Always keep an eye on the pup when he is out of the kennel. If you have trouble staying focused on the pup, put a leash on him to keep him with you, even in the house. When you see the pup circling with his nose down, it is a good idea to take him out immediately before an accident occurs.

Your job is to make it as easy as possible for the pup to do it right, so you can reward it. Every hour or even 1/2 hour for the first few days helps the process along. I keep a little baggie of treats in the refrigerator door ready to go, as we head out the door.

If the pup has an accident & you don't catch them in the act, just ignore it & clean it up, resolving to take the pup out more often. Punishing a pup after they have taken a step away may make you feel better, but they will have no idea what went wrong. However, if you DO catch the pup in the act (not as it walks away, but IN THE ACT), this is your golden opportunity! Make as much noise as possible immediately, yelling very loudly, "NO, NO, NO!!!! BAD DOG!!!!" Continue yelling as you scoop up the pup and take the pup to the potty area. As you set the pup down in the potty area, change your voice to a soothing, friendly tone, asking "Do you have to go?" or "Go potty". The point is to SCARE the pup as they have an accident, as this builds a memory in the pup's mind that they NEVER want to do that again!! .....and to build pleasant memories to the proper area.

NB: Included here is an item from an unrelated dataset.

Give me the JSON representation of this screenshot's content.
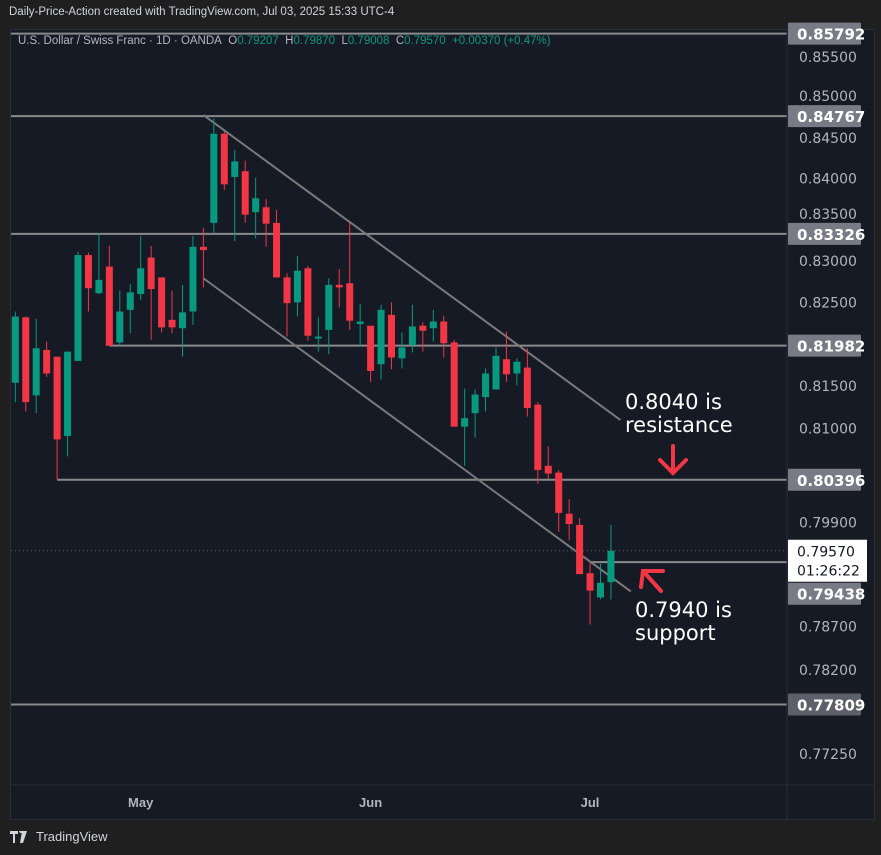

We have even re-trained older dogs using the puppy pen to get them using the litter box for a few weeks and then moving the potty pellets to outside. If you have older dogs that go anywhere and everywhere, it is unlikely you will be able to get the new puppy to not follow their lead. They must be confined to an area with the litter box at one end and the food, water and bed at the other end. They will start going to the end away from their bed to go potty. You can use pine chips, cedar chips or cat litter for the litter box. Once they are using it consistently, you can start with training to go outside using the same litter outside where you want them to go, but keeping them confined to a puppy pen when you cannot supervise.


House Training

Here's a tip from Maaike Cronin:

Just wanted to pass along a trick that has worked wonderfully for us in

house training our boxer pup Hemi  (he's from Libby's litter).  He learned

after a couple weeks to go to the door if he needed to go outside but if we

weren't in the same room, we wouldn't know if he had to go because he

wouldn't bark or whine or anything.  We got a 60 cent bell from Michaels

and put it on a string on the door and he learned within a day (by the

fourth time he had to go out) to ring the bell himself.  We've had hardly

any accidents since then:>  It's the best 60 cents I've ever spent!